The Oregonian
Dir. Calvin Lee Reeder Self-Released http://www.tinymixtapes.com/sites/default/files/OregonianPoster.jpg

[Self-Released; 2011]

4 / 5 (0)

Styles: trash, art
Others: The Rambler


Links: The Oregonian - Self-Released


In Plato’s Symposium, Aristophanes claims we’re descended from Janus-headed, four-armed, four-legged forefathermothers, humanoid creatures so mighty that Zeus chopped them all into halves. The dialogue’s supposed to say something about romantic love, an attempt to validate how much priority we give to finding the perfect partner and how much time we spend plastering ourselves onto them.

But I like to pretend Aristophanes was talking about some weird predecessor to movies, an intimidatingly indefinable blob that a film exec with a Zeus complex just didn’t know how to market. He cut the ungainly thing into halves and one got sent to arthouse cinemas and the other to multiplexes. Since then, most of the best filmmakers — or at least the most vital — have been struggling to stitch art and trash back together.

Or something. Like my extended metaphor, The Oregonian is a mess, albeit a much more impressive one.

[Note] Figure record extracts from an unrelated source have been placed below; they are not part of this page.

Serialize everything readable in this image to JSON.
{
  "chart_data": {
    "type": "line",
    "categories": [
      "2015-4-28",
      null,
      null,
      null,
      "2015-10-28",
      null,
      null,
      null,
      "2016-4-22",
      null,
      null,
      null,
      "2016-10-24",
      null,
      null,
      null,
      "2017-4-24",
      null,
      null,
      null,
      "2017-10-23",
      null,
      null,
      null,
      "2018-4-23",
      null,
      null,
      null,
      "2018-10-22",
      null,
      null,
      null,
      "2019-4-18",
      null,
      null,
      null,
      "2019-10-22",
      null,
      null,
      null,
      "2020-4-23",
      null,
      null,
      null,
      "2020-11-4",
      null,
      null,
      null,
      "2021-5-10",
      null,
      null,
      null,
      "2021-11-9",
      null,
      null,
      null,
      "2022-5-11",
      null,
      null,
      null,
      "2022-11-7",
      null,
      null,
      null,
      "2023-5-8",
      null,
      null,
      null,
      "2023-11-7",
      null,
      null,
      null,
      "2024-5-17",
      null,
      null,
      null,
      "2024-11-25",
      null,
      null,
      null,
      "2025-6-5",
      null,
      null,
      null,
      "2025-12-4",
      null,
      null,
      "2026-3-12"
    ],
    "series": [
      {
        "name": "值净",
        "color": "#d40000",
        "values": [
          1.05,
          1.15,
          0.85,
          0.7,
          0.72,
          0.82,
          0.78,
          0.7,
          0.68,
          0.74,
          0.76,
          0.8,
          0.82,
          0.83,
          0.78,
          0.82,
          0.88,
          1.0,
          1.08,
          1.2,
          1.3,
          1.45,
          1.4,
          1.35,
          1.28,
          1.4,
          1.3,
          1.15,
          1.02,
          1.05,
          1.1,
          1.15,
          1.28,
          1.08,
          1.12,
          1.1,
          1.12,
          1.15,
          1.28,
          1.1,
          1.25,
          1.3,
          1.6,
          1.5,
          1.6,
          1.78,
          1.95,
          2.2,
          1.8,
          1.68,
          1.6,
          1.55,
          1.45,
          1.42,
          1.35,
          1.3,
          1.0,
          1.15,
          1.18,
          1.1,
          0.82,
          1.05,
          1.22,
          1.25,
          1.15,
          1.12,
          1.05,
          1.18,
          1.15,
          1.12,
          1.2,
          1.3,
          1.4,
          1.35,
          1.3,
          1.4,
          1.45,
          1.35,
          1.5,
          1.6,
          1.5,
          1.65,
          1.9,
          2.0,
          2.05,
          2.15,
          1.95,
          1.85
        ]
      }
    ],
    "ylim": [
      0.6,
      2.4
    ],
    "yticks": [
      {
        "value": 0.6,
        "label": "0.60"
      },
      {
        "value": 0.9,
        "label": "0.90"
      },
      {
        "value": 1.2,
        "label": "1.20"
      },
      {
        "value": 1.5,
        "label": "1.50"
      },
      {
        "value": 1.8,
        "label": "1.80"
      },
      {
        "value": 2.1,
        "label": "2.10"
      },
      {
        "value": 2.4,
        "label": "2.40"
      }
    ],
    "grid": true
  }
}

Director Calvin Lee Reeder’s debut film has plenty of easily-recognizable elements, most notably in its allusions to genres as disparate as road trip, stoner comedy (intentional or not), gross out (lots of vomit, exploding face pustules), Urban Outfitters ad (in spirit, at least), horror, art film, and Americana (“What’s yer name, sweetheart?” said by a stranger at a campfire), but the resulting filmic goop is as unfamiliar to film as a four-legged, four-armed, two-headed being is to humankind. And as with the limbs on a humanoid, just because you can see all its filmic parts doesn’t make The Oregonian a composite. Reeder’s film is primordial, not pastiche: instead of fusing art and trash back together again, he shows us the single amoeba they both descended from. What’s the difference? Well, a four-legged, four-armed humanoid with two faces looks a lot weirder than two humans fucking.

The film opens with a series of grainy, oversaturated shots of trees and verdant landscapes, including a slightly-over-long portrait of a topiary of a horse. For a few seconds at least, nature has all the familiar comfort and safe longing of an instagram (or, if you’re old school, a Polaroid). A young woman (Lindsay Pulsipher, who plays a werepanther on the TV series True Blood), dressed in an appropriately practical flannel shirt, feeds a horse. Aww. Soon, though, she wanders over to the stables and is unsurprised to find a man passed out face down with a bottle of booze nearby, and somehow Reeder manages to change the mood of his nature shots from nostalgia to paranoid dread as the camera zooms into a tangle of branches.

Next thing we know, the woman is driving and, before we know it, has crashed. The opening ranch scene, we find out, is a flashback, and as it develops, it turns out to be the most normal narrative piece of a film that otherwise develops formlessly. As the woman encounters a succession of freakish characters when she stumbles down the road and into the Northwest’s countryside and towns, our bearings are constantly shifting. People we thought were dead (including a creepy Christian Palmer, director and star of TMT favorite, William Never Married, who helped produce The Oregonian) turn out to be not. Characters from previous scenes reappear in different forms serving different purposes. As The Oregonian transforms into a road trip, there’s definitely movement (the landscape transforms from Pacific Northwest to Southern California), but it’s hard to claim there’s progress in the woman’s present. Rather, it’s her past — a brief flashback of life on the ranch — that keeps developing, reversing the typical filmic dynamic between the remembered past and the experienced present.

The temporal wormholes, monsters (most notably, one in a fuzzy green suit), mystery cowboys, and blond lead will likely draw comparisons to David Lynch, which wouldn’t be far off if Lynch were more into dayglo vomit and endless, color-changing streams of urine. That’s not just a joke, either: Lynch’s weirdness is ultimately grounded in language, not in image. But in The Oregonian, language is almost absent. Speech comes primarily from the protagonist and is mostly unanswered. Reeder’s inventive and pervasive “soundtrack” notwithstanding, the film’s eloquence is visual. As weird a compliment as it is, The Oregonian has more — or at least more interesting things — to say about the color green than perhaps any other film, even if there are plenty of distractions along the way. But like language, the film’s visuals are all the more meaningful for their impurity: the projectile vomiting and overly hip owl decorations are just the idiomatic markers of a culture that’s both fluent in and saturated with images, the visual equivalent of the “fucks” and “ums” in any realistic scene of dialogue.